A University of Miami Doctor of Psychology with a distinguished background in neuropsychology is embarking on a study to distinguish between normal aging and early signs of memory loss, thanks to a $2.3 million federal grant and an additional $500,000 from the State of Florida.
“We’re very excited about the study potential,” said Dr. David Loewenstein, 55, a Miller School of Medicine Professor of Psychiatry and Behavioral Science, who leads the research project under primary National Institutes of Health funding.
For many years, the Miller School has been at the forefront of differentiating between normal and abnormal cognitive aging.
Results of the five-year study could lead to early detection of Alzheimer’s disease through changes in thinking that occur in the aged, he believes.
Dr. Loewenstein’s 30-year background in teaching and clinical work has led to the project designed to better understand and predict changes in thinking abilities that occur over time in normal aging and with memory disorders such as Alzheimer’s.
“With the increasingly older population, Alzheimer’s takes a devastating toll on individuals, their families and society as a whole,” he stated.
“If more successful treatments are not developed, the Alzheimer’s Association predicts a large effect on the American economy.
Fortunately, exciting research is emerging in the battle against both Alzheimer’s and related brain disorders.”
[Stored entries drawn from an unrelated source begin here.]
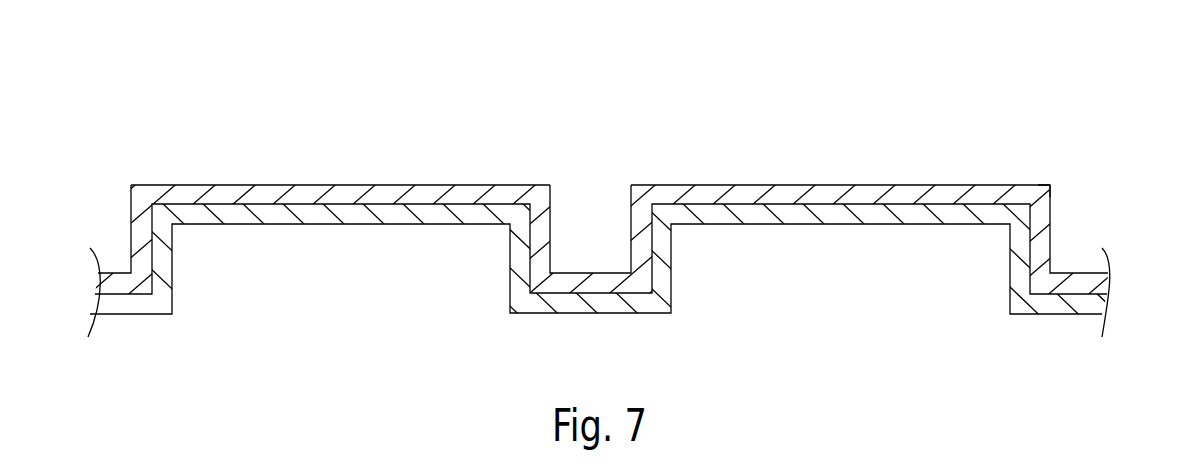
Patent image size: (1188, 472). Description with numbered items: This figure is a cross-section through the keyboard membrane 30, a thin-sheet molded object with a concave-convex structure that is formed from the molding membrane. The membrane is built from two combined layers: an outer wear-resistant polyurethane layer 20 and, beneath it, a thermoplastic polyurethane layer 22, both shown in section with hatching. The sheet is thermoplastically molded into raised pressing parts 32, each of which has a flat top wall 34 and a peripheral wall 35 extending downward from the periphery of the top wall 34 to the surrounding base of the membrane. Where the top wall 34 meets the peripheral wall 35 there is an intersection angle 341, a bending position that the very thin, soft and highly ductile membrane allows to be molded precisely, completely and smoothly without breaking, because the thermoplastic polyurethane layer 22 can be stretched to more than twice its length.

The wear-resistant polyurethane layer 20 is at (784, 192).
The thermoplastic polyurethane layer 22 is at (835, 217).
The keyboard membrane 30 is at (867, 160).
The pressing part 32 is at (175, 72).
The top wall 34 is at (233, 185).
The intersection angle 341 is at (1055, 182).
The peripheral wall 35 is at (130, 238).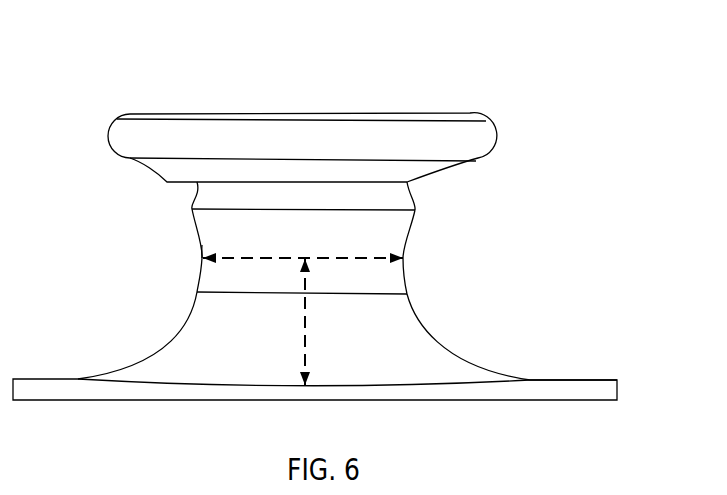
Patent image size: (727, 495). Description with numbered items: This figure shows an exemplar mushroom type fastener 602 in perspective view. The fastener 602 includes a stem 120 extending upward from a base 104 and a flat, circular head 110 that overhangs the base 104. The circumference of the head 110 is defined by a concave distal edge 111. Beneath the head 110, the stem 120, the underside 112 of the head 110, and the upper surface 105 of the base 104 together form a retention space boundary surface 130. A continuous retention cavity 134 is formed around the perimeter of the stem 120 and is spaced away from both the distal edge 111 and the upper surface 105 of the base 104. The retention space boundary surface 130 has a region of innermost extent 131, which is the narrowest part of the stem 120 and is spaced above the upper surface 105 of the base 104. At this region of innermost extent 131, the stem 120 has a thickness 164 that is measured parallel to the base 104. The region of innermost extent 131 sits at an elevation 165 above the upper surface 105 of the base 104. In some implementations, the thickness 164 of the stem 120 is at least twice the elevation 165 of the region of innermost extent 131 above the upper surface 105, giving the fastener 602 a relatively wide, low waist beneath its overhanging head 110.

From a Miami childhood in Cutler Bay and Kendall, the UM professor began his higher education with a BA in Psychology from the University of South Florida in 1981, followed by an MS in Psychology at Florida State University (1983) and PhD in Clinical Psychology (1986) after completion of a pre-doctoral internship at the University of Washington School of Medicine in Seattle, WA.
Beginning his career as a research assistant at the University of Miami at the end of 1986, he became director of Cognitive/ Neuropsychological Laboratory and Psychological Services at Mount Sinai Medical Center on Miami Beach, a post he held through 2012 when he joined the University of Miami faculty to teach psychiatry and behavioral science.
For the past 30 years, Dr. Lowenstein has compiled an outstanding record of academic and research that concentrated in clinical work that has led to his current position as director of neuropsychology at the University of Miami. He has authored or co-authored more than 140 documents relating to Alzheimer’s and cognitive functions of the brain.
A Killian graduate (Class of 1978), Dr. Lowenstein recalls his father’s scientific bent as an avid astronomy buff, member of the Southern Cross Astronomical Society.
“I’d tag along Saturday nights to view stars and planets while he explained their origins,” he said.
Now a resident of Miramar with his wife, Susan, and two daughters, Rachel, 19, and Amy, 14, Dr. Lowenstein looks back to his early life in Kendall where he and his family often visit his parents, Arline and Jack Lowenstein, Cherry Grove residents who both have backgrounds with scientific endeavors.
“We call David our family improvement,” chuckled Jack, once an oceanographer associated with the University of Miami Rosenstiel School of Marine and Atmospheric Science on Virginia Key, later involved in a sonar project study by the University of Miami, University of Michigan and Columbia University.
Mrs. Lowenstein, who holds a PhD in Psychology, formerly directed programming for emotionally disabled and autistic children in Miami-Dade. A daughter, Linda Braega, sister to Dr. David Lowenstein, became a pediatric nurse before relocating with her husband to Italy.
At present, Dr. Lowenstein’s research team is recruiting healthy cognitively normal older adults with mild cognitive concerns, or a family history of Alzheimer’s, seeking 300 volunteers from 63 to 95 years of age.
“Research participants will provide critical information to develop ways of fostering more healthy aging and early identification prevention and early treatment potential,” he said.